Example: a smart city with wireless power
For instance, consider the setting of a busy street intersection. It is alongside a riverfront park. Tourists and locals spend time at the park, taking photos and getting work done. The intersection experiences traffic often, with various incidences. Students use laptops at table sets. Others use e-readers, tablets and smart watches. Almost everyone has a smartphone on them.
Additionally, the city has a few IoT devices in range. The IIoT-enabled garbage machine sends notifications when reporting an error in operation. The intersection has a voltage monitoring IIoT device that monitors the streetlight’s power. Each park lamp post has an IoT device equipped with acoustic and optical sensors: each can detect a gunshot and notify a hotline or automatically adjust its brightness.
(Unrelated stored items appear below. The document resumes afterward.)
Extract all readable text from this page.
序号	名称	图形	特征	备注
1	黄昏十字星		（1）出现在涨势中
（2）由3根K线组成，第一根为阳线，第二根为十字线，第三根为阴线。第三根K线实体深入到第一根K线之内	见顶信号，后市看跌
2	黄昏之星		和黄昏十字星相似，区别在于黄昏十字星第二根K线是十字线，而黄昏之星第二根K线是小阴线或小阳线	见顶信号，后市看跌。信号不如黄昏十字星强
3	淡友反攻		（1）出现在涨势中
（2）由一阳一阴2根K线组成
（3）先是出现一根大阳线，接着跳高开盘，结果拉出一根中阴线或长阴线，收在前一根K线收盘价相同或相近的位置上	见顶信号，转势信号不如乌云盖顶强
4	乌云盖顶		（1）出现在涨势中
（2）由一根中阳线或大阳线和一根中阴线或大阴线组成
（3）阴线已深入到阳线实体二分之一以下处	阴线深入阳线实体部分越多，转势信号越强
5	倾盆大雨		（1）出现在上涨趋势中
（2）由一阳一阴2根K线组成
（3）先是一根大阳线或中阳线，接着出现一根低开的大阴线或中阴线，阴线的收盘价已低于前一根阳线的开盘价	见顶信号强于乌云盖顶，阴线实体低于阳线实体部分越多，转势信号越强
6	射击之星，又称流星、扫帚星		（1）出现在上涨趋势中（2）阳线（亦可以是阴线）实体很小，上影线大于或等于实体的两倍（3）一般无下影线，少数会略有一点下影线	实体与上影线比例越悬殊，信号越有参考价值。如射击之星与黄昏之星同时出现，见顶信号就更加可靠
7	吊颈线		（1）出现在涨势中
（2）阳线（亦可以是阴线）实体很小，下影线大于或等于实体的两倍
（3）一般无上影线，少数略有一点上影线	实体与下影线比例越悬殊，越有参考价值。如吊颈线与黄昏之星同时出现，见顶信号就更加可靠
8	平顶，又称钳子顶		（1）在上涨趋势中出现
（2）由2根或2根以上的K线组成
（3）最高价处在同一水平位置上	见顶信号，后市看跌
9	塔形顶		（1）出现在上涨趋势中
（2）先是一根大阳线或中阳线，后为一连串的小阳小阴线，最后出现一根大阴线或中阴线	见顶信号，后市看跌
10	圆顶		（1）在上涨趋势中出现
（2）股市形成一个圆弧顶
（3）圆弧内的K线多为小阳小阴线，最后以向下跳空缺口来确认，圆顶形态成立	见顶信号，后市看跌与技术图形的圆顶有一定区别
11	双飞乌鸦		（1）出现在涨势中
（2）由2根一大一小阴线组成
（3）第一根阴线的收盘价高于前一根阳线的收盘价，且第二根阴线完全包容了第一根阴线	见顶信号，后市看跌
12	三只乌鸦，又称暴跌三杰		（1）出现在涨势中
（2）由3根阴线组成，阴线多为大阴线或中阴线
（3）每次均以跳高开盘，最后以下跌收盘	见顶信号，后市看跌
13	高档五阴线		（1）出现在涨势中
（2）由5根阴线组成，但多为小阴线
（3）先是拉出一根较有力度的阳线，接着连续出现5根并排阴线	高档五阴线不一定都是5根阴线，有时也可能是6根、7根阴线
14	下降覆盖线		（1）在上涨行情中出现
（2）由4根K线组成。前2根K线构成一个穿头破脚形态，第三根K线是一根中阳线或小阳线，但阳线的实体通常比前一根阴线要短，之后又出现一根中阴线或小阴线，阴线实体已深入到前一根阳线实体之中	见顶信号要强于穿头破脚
Accordingly, a wireless power ecosystem is in place. Each of these IoT enabled devices is equipped with a receiver. Transmitter stations are located at key locations. They continuously charge the devices in the area, providing those devices have the correct authorization. Individuals can sign-in to the network and charge as well. Outlet structures are no longer required. Individuals work, play, and tour freely. Remote monitoring is constant, and complications or failures are predicted and avoided.
Wireless Power Ecosystem
The amazing part of this technology is its availability right now and its applicability to all environments and edge-based networks. Devices that currently run on standard battery operation and wired charging retrofit easily. The construction of an adapted power ecosystem is the last stem in making the technology ubiquitous.
In short, if smart cities participate in the wirelessly powered IoT ecosystem, the successes will follow shortly. It will increase productivity. Tourists are more likely to be comfortable visiting. Safety costs could be decreased, and safety confidence could also rise.
Sealevel aims for products that are interoperable, durable and reliable. As we roll out more IoT hardware and software, we look forward to making our devices configurable for new waves of technology.